Non c’è bisogno di sofisticate argomentazioni teologiche per mostrare
il nostro dovere di aiutare il mondo contemporaneo a camminare verso il
regno di Dio, senza false speranze e senza vedere soltanto rovine e
guai. Infatti, San Giovanni XXIII, parlando delle persone che valutano i
fatti senza sufficiente obiettività né prudente giudizio, affermò:
«Nelle attuali condizioni della società umana essi non sono capaci di
vedere altro che rovine e guai; vanno dicendo che i nostri tempi, se si
confrontano con i secoli passati, risultano del tutto peggiori; e
arrivano fino al punto di comportarsi come se non avessero nulla da
imparare dalla storia, che è maestra di vita» (Discorso per la solenne apertura del Concilio Vaticano II, 11 ottobre 1962).
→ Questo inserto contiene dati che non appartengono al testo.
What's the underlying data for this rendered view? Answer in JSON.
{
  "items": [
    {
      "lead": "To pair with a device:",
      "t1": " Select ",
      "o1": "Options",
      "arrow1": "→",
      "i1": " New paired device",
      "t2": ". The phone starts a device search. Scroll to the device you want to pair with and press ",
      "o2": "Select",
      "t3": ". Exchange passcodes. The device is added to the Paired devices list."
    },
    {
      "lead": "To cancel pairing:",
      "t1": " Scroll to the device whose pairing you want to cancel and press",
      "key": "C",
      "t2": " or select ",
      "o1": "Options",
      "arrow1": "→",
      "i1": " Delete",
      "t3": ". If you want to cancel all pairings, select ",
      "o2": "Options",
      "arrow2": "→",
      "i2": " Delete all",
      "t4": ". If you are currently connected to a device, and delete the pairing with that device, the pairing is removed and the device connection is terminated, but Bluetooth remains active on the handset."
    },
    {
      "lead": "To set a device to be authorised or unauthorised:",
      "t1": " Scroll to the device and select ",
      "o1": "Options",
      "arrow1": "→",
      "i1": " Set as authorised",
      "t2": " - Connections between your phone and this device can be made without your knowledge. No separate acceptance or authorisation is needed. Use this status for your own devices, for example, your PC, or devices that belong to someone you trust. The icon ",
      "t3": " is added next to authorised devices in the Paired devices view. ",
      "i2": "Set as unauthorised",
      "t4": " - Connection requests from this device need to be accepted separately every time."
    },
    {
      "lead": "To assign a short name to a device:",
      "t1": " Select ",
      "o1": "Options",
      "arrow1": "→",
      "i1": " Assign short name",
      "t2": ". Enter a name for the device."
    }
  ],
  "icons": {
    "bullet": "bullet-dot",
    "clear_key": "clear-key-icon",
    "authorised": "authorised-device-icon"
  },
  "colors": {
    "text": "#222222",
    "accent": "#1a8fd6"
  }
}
Non lasciarsi dunque tentare dalle “profezie di sventura”, non
spendere energie per «contabilizzare fallimenti e rinfacciare amarezze»,
tenere fisso lo sguardo sul bene che «spesso non fa rumore, non è tema
dei blog né arriva sulle prime pagine», e non spaventarsi
«davanti alle ferite della carne di Cristo, sempre inferte dal peccato e
non di rado dai figli della Chiesa» (cfr Discorso ai Vescovi di recente nomina partecipanti al corso promosso dalle Congregazioni per i Vescovi e per le Chiese Orientali, 13 settembre 2018).
Impegniamoci dunque nel cercare di “frequentare il futuro”, e di far
uscire da questo Sinodo non solo un documento – che generalmente viene
letto da pochi e criticato da molti –, ma soprattutto propositi
pastorali concreti, in grado di realizzare il compito del Sinodo stesso,
ossia quello di far germogliare sogni, suscitare profezie e visioni, far fiorire speranze, stimolare fiducia, fasciare ferite, intrecciare relazioni, risuscitare un’alba di speranza, imparare l’uno dall’altro, e creare un immaginario positivo che
illumini le menti, riscaldi i cuori, ridoni forza alle mani, e ispiri
ai giovani – a tutti i giovani, nessuno escluso – la visione di un
futuro ricolmo della gioia del Vangelo. Grazie.